Three OPEC+ countries have announced additional production cuts to the tune of over 1 m b/d until oil prices drop. The coronavirus did kill the oil deal, but it’s not done yet. Further cuts will be determined by the market, not political declarations – writes Wojciech Jakóbik, editor in chief at BiznesAlert.pl.
Saudi Arabia, Kuwait and the United Arab Emirates decided to voluntary cut their oil output by an extra 1.2 m b/d in total. The Saudis said they had decided to do this to convince other OPEC+ members to comply with the cuts decided upon in the April agreement.
The Saudis decided to lower production in June by an additional 1 m b/d. Kuwait and the United Arab Emirates will reduce output by 80 and 100 thousand b/d respectively. This additional 1.2 m b/d cut is on top of the 9.7 m b/d drop in oil output, OPEC+ members agreed to implement in May and June this year. The alliance plans to meet in June to assess the effectiveness of the solutions decided upon in April. The Saudi ministry of energy informed that the goal of Riyadh’s decision is to “encourage the OPEC+ countries and other producers to comply with the production cuts they had agreed upon and to introduce additional, voluntary cuts in order to facilitate stability on the global oil markets.”
In response to this decision, oil prices went up for a moment and then stabilized because probably the market read this move as an attempt at overcoming OPEC+ problems. Currently the organization needs to face at least three:
1. The fundamental challenge is that the coronavirus pandemic limited demand for oil to a level that makes further production cuts irrelevant. The International Energy Agency warned that demand in May would go down by 29 m b/d, a drop that would not be overcome by oil production cuts of 9.7 m b/d. The same goes for the voluntary cuts at 1.2 m b/d announced by the Saudis and their peers. New declarations to lower production in OPEC+ countries may be announced. However, their effectiveness will be limited by the next factor.
2. The next issue that plagues the alliance is the inefficient introduction of cuts. Saudi Arabia admitted that it wanted to encourage other OPEC+ states to comply with the cuts that had been already agreed on. The data shows that Iraq and Kazakhstan have not introduced their cuts yet. The situation in other OPEC+ states may be similar. In May Reuters reported that Kazakhstan decided to introduce the previously agreed on cuts on 5 May. It pledged to reduce output by 23%, which is about 390 thousand b/d. On 5 May a decree was issued to lower output in the Tengiz and Kashagan oil fields, but the cuts may be delayed as the flexibility of production in those fields is limited because of the contracts that need to be fulfilled by the Caspian Pipeline Consortium, which so far has been producing oil for export without any changes. Iraq may also delay its production cuts planned at 600 thousand b/d. According to the Iraq Oil Report, so far the cuts reached only 220 thousand barrels. Russia may experience similar delays. In April 11.35 m b/d were extracted in Russia and the production needs to be cut by 2.85 m b/d. According to TASS in the first week of May the drop amounted to 1.9 m b/d. The previous oil agreement said Russia had three months to reach a reduction by 300 thousand b/d, which it achieved only at the end of the deadline.

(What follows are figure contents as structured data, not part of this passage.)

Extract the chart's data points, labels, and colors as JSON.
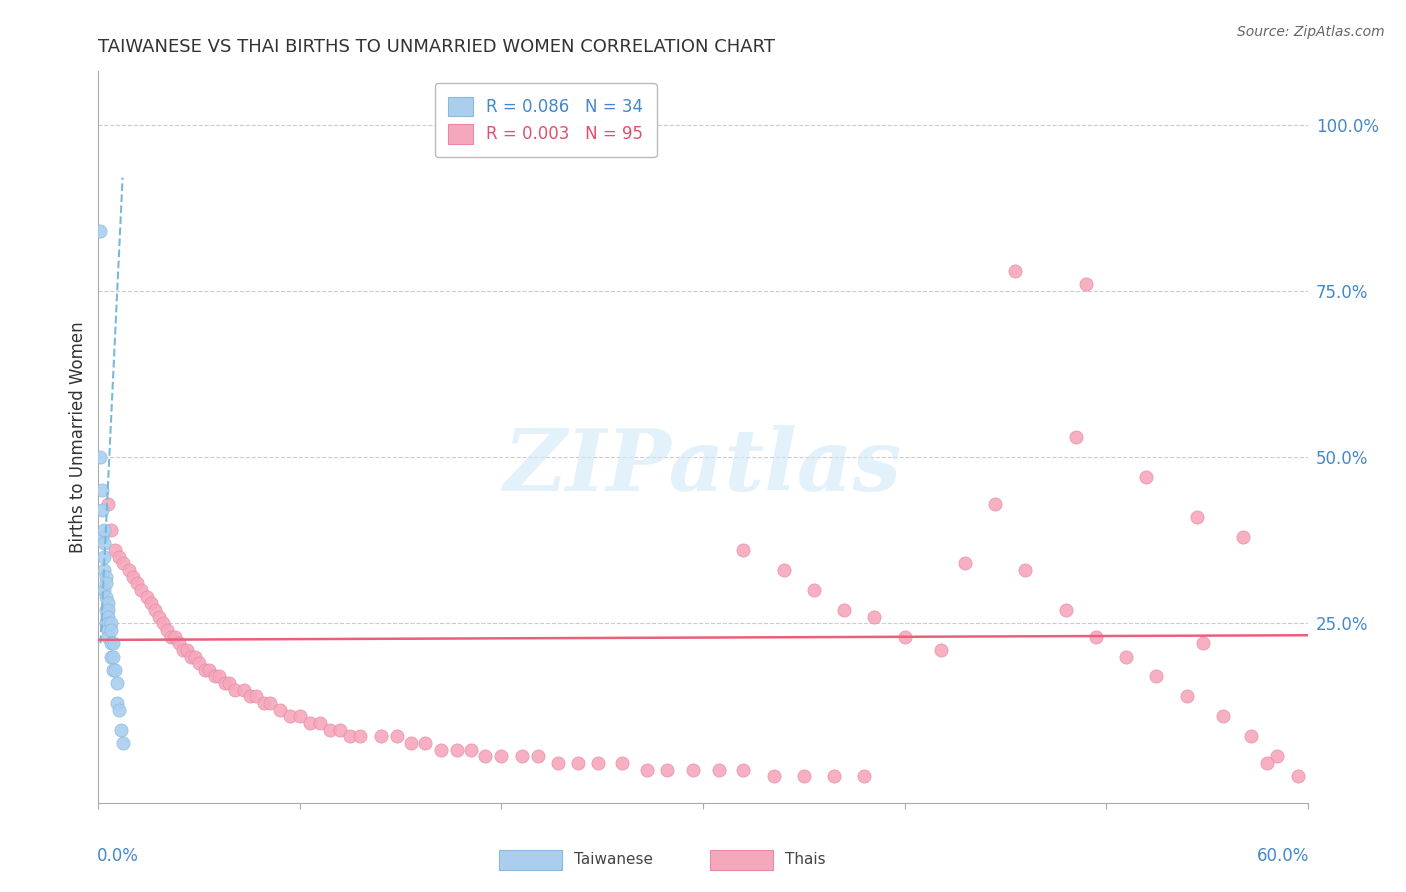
{
  "title": "TAIWANESE VS THAI BIRTHS TO UNMARRIED WOMEN CORRELATION CHART",
  "source": "Source: ZipAtlas.com",
  "ylabel": "Births to Unmarried Women",
  "ytick_labels": [
    "100.0%",
    "75.0%",
    "50.0%",
    "25.0%"
  ],
  "ytick_values": [
    1.0,
    0.75,
    0.5,
    0.25
  ],
  "xlim": [
    0.0,
    0.6
  ],
  "ylim": [
    -0.02,
    1.08
  ],
  "legend_entry1": "R = 0.086   N = 34",
  "legend_entry2": "R = 0.003   N = 95",
  "taiwanese_color": "#aacfee",
  "thais_color": "#f5a8bc",
  "blue_trend_color": "#7ab8d9",
  "pink_trend_color": "#e8607a",
  "taiwanese_x": [
    0.001,
    0.001,
    0.002,
    0.002,
    0.002,
    0.003,
    0.003,
    0.003,
    0.003,
    0.003,
    0.004,
    0.004,
    0.004,
    0.004,
    0.004,
    0.005,
    0.005,
    0.005,
    0.005,
    0.005,
    0.005,
    0.006,
    0.006,
    0.006,
    0.006,
    0.007,
    0.007,
    0.007,
    0.008,
    0.009,
    0.009,
    0.01,
    0.011,
    0.012
  ],
  "taiwanese_y": [
    0.84,
    0.5,
    0.45,
    0.42,
    0.38,
    0.39,
    0.37,
    0.35,
    0.33,
    0.3,
    0.32,
    0.31,
    0.29,
    0.27,
    0.25,
    0.28,
    0.27,
    0.26,
    0.25,
    0.24,
    0.23,
    0.25,
    0.24,
    0.22,
    0.2,
    0.22,
    0.2,
    0.18,
    0.18,
    0.16,
    0.13,
    0.12,
    0.09,
    0.07
  ],
  "thais_x": [
    0.005,
    0.006,
    0.008,
    0.01,
    0.012,
    0.015,
    0.017,
    0.019,
    0.021,
    0.024,
    0.026,
    0.028,
    0.03,
    0.032,
    0.034,
    0.036,
    0.038,
    0.04,
    0.042,
    0.044,
    0.046,
    0.048,
    0.05,
    0.053,
    0.055,
    0.058,
    0.06,
    0.063,
    0.065,
    0.068,
    0.072,
    0.075,
    0.078,
    0.082,
    0.085,
    0.09,
    0.095,
    0.1,
    0.105,
    0.11,
    0.115,
    0.12,
    0.125,
    0.13,
    0.14,
    0.148,
    0.155,
    0.162,
    0.17,
    0.178,
    0.185,
    0.192,
    0.2,
    0.21,
    0.218,
    0.228,
    0.238,
    0.248,
    0.26,
    0.272,
    0.282,
    0.295,
    0.308,
    0.32,
    0.335,
    0.35,
    0.365,
    0.38,
    0.32,
    0.34,
    0.355,
    0.37,
    0.385,
    0.4,
    0.418,
    0.43,
    0.445,
    0.46,
    0.48,
    0.495,
    0.51,
    0.525,
    0.54,
    0.558,
    0.572,
    0.585,
    0.595,
    0.455,
    0.485,
    0.52,
    0.545,
    0.568,
    0.49,
    0.548,
    0.58
  ],
  "thais_y": [
    0.43,
    0.39,
    0.36,
    0.35,
    0.34,
    0.33,
    0.32,
    0.31,
    0.3,
    0.29,
    0.28,
    0.27,
    0.26,
    0.25,
    0.24,
    0.23,
    0.23,
    0.22,
    0.21,
    0.21,
    0.2,
    0.2,
    0.19,
    0.18,
    0.18,
    0.17,
    0.17,
    0.16,
    0.16,
    0.15,
    0.15,
    0.14,
    0.14,
    0.13,
    0.13,
    0.12,
    0.11,
    0.11,
    0.1,
    0.1,
    0.09,
    0.09,
    0.08,
    0.08,
    0.08,
    0.08,
    0.07,
    0.07,
    0.06,
    0.06,
    0.06,
    0.05,
    0.05,
    0.05,
    0.05,
    0.04,
    0.04,
    0.04,
    0.04,
    0.03,
    0.03,
    0.03,
    0.03,
    0.03,
    0.02,
    0.02,
    0.02,
    0.02,
    0.36,
    0.33,
    0.3,
    0.27,
    0.26,
    0.23,
    0.21,
    0.34,
    0.43,
    0.33,
    0.27,
    0.23,
    0.2,
    0.17,
    0.14,
    0.11,
    0.08,
    0.05,
    0.02,
    0.78,
    0.53,
    0.47,
    0.41,
    0.38,
    0.76,
    0.22,
    0.04
  ],
  "blue_trend_x": [
    0.001,
    0.012
  ],
  "blue_trend_y": [
    0.22,
    0.92
  ],
  "pink_trend_x": [
    0.0,
    0.6
  ],
  "pink_trend_y": [
    0.225,
    0.232
  ],
  "watermark_text": "ZIPatlas",
  "background_color": "#ffffff",
  "grid_color": "#cccccc"
}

3. Moreover, the cuts are becoming less dependent on the will of the OPEC+ members. The dropping oil production across the world is caused by the fact that storage capacity is shrinking fast. Rystad Energy claims that without additional cuts, storage capacity will run out already in June 2020. This is why more reductions are expected and they may happen not because of political reasons, but simply because storage capacity is running out. On the other hand, a quicker output reduction is already visible in the less-regulated Northern America, where producers cut production quicker than OPEC+ expected them to. The alliance hoped the US, Canada and Brazil would make cuts by 3.7 m b/d before year’s end, but according to a survey by Reuters the reduction will reach 1.7 m b/d by the end of June. Probably this results from the surpluses in the world’s storage tanks and the impact the oil crisis has on those markets. According to Rystad Energy, thanks to the return of economic activity, the peak of oil output reduction in the US might have been crossed. Until recently the number of oil wells went down every week by 50-55. In the first week of May this number was at 32.
However, the International Energy Agency claims that even the deepest supply cuts may not be enough to remove the oil surplus from the market, which may reach even a fourth of global consumption. The Agency’s CEO Fatih Birol suggested that cutting the production by 10 m b/d (more than the OPEC+ agreement and the voluntary cuts by Saudi Arabia, Kuwait and UAE in total) will result in a ca. 15 m b/d surplus in the second quarter of 2020 anyway. Whereas the market is acknowledging that the surplus may increase in case a second wave of the coronavirus pandemic occurs in the fall. Analysts generally agree that the average price per barrel in 2020 should be about USD 30, which means there will be further cuts due to market reasons regardless of the future of the OPEC+ agreement, which is still formally binding. It’s a zombie that is trying to be scary (but puts producers at ease), even though in reality it’s dead.